SUMMARY: Impressive performance, although the T-Bird 750 at twice the cost does not deliver twice the performance. Duron: Price/Performance champ overall.
One of the questions I was asked when we were doing benches on the Duron 650 @ 935 was “How does it compare to the T-Bird?” Not having one, I could not answer the question. Now with the Blue 750 in hand, I ran some benches comparing the Duron against the T-Bird.
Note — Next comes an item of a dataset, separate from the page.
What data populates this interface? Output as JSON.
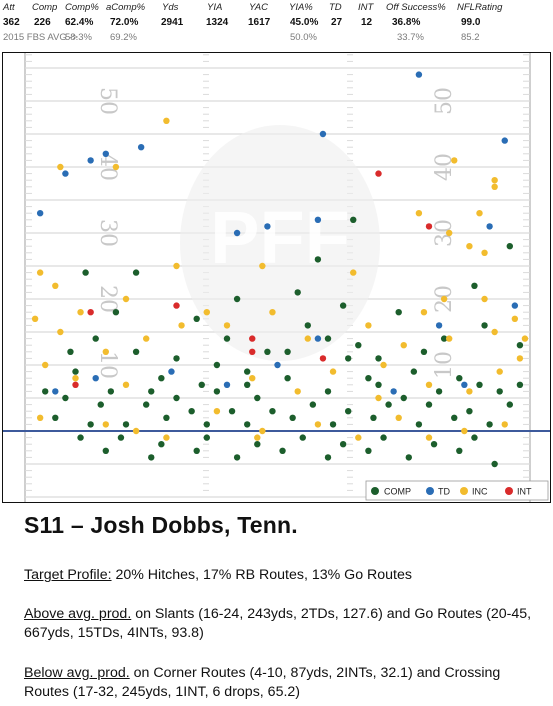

I ran two different sets: One comparing the Duron and T-Bird head-to-head, same speed. The second comparing the Duron’s best speed against the T-Bird’s. All tests were on the ASUS A7V with exactly the same components – only the CPU was changed. Results:
Bench | Duron 935 | TBird 935 | % chg T vs D | TBird 1100 | % chg T vs D |
SiSandra CPU | 2609/1304 | 2609/1304 | NA | 3070/1534 | 17.7/17.6 |
SiSandra MM | 3188/4370 | 3186/4370 | NA | 3749/5142 | 17.6/17.6 |
SiSandra Memory | 489/599 | 488/603 | NA | 489/608 | NA |
Quake | 132.2/127.9 | 141.6/138.7 | 7.1/8.4% | 152.5/149.1 | 15.4/16.6% |
3DM2000 800x600x16 | 7545 | 8150 | 8.0% | 152.5/149.1 | 15.4/16.6% |
3DM2000 800x600x32 | 6397 | 6639 | 3.8% | 6796 | 6.2% |
Pi Solver 1M | 181 sec | 156 sec | -13.8% | 140 sec | -22.7% |
Content Creation | 31.4 | 33.6 | 7.0% | 36.8 | 17.2% |
I did encounter some strange anomalies while benching the T-Bird 750; I did manage to get benches at both 935 and 1100, but at 935 the system just was not stable with the T-Bird. I had many freezes in 3DMark 2000 and Content Creation, while I had NONE with the Duron 650 @ 935. However, the T-Bird ran Prime95 for over four hours at 10 x 110 without a problem, suggesting that the issue may be video related.
I suspected that running the FSB at 110 might be a factor, so I ran the benches with the AMD 750 using 11 x 100 instead of 10 x 110. Result: NO PROBLEMS! I infer from this that perhaps the ASUS A7V may have some stability issues with the more powerful T-Bird. Note that these issues look to be video related – running number-crunching routines like Prime95 or Pi Solver did not exhibit any instabilities.
I will do more experimenting with BIOS settings to see if somehow there are AGP issues that can be resolved.
Meanwhile, I did a set of benches to show the performance difference between running 1100 at 10×110 and 11×100:
Bench | T-Bird 10×110 | T-Bird 11×100 | % chg |
SiSandra CPU | 3070/1534 | 3098/1494 | 0.9/-2.6% |
SiSandra MM | 3749/5142 | 3738/5188 | -0.3/0.9% |
SiSandra Memory | 489/608 | 457/548 | -6.5/-9.9% |
Quake | 152.5/149.1 | 149.3/144.4 | -2.1/-3.2% |
3DM2500 800x600x16 | 8632 | 8510 | -1.4% |
3DM2500 800x600x32 | 6796 | 6754 | -0.6% |
Pi Solver 1M | 140 sec | 142 sec | 1.4% |
Content Creation | 36.8 | 34.8 | -5.4% |
The biggest difference shows up in SiSandra memory scores, with the impact varying across the benches; worst case, expect about a 5% performance hit. In many instances, I doubt you will perceive a difference on the screen. The hit is not too severe and if stability is an issue in your particular app, running at 100 FSB is an OK compromise.
Bottom Line: AMD makes a very impressive CPU, giving Intel a real run for the $, then decides to irreversibly multiplier lock them – effectively thumbing its nose at the “performance market”.
The issue confronting us is the viability of FSB overclocking Socket A CPUs; right now, Socket A motherboards are running “crippled” – none seem capable of getting beyond 120 FSB. Makes you wonder what’s at work here – something we plan to look into more closely.